A review of operations is important to inform these decisions. FP&A teams should survey operations and forecast outcomes. This will help managers to test specific scenarios and make a decision as to what they can change in the company’s operations. They will also be able to track the progress and compare it to predicted outcomes.

The role of an FP&A team cannot be understated

When furnished with data from the accounting team, FP&A is tasked with the responsibility of makings sense of the data.
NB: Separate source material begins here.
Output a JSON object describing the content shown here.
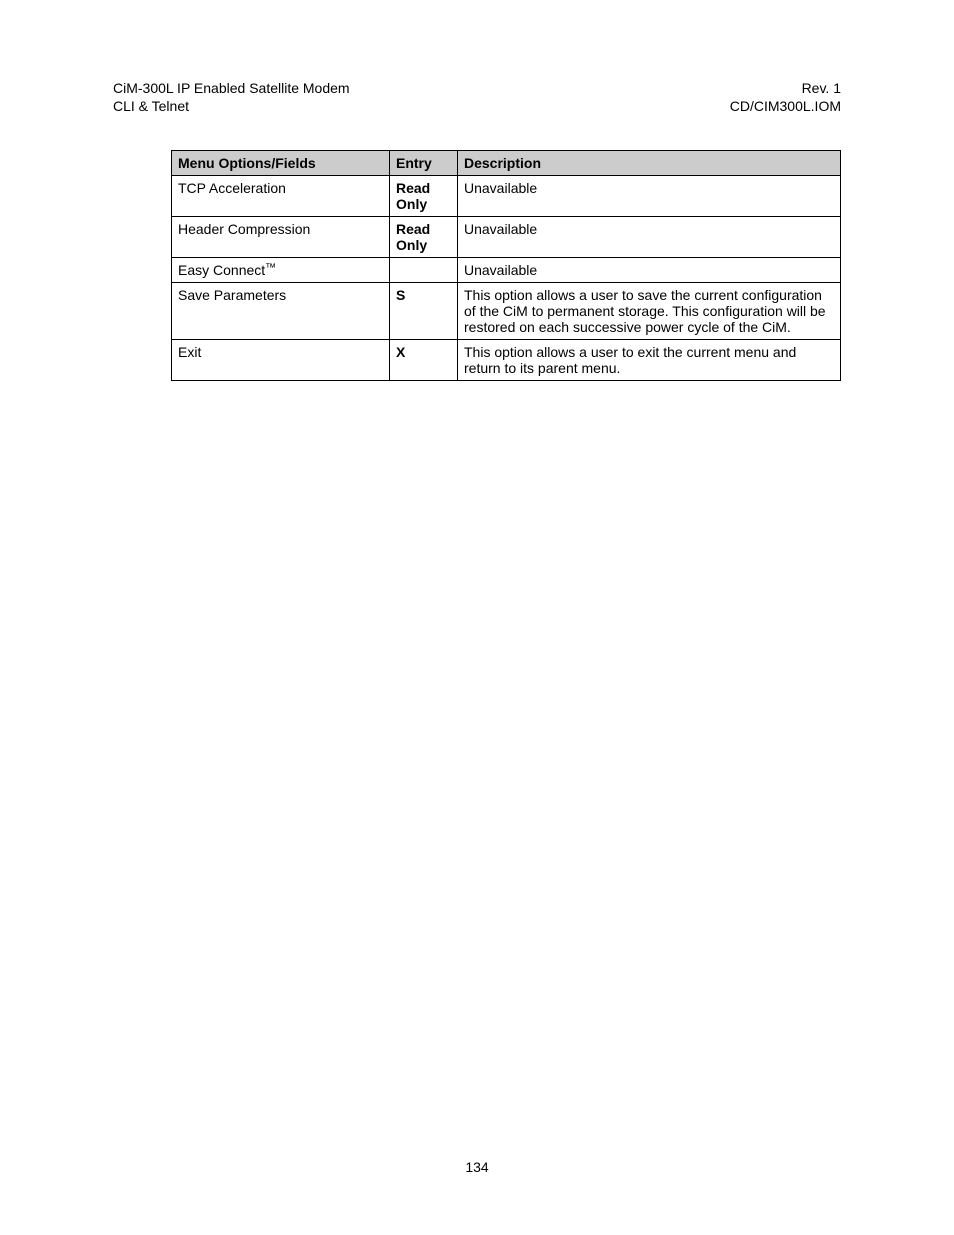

A review of past performance, prediction of future outcomes, and recommendations on the company’s path into the future is expected from the team. Therefore, accurate reporting is a necessity.

BvA reports, Cashflow and Forecasting reports, Analysis of Financial Statements and Operational Reports are standard reporting practices that every FP&A team must have. Experienced FP&A professionals will simplify their reporting and give a company’s executive a clear view of the business performance. These reports will also influence business decisions made to improve the management of resources and impact performance in a positive way.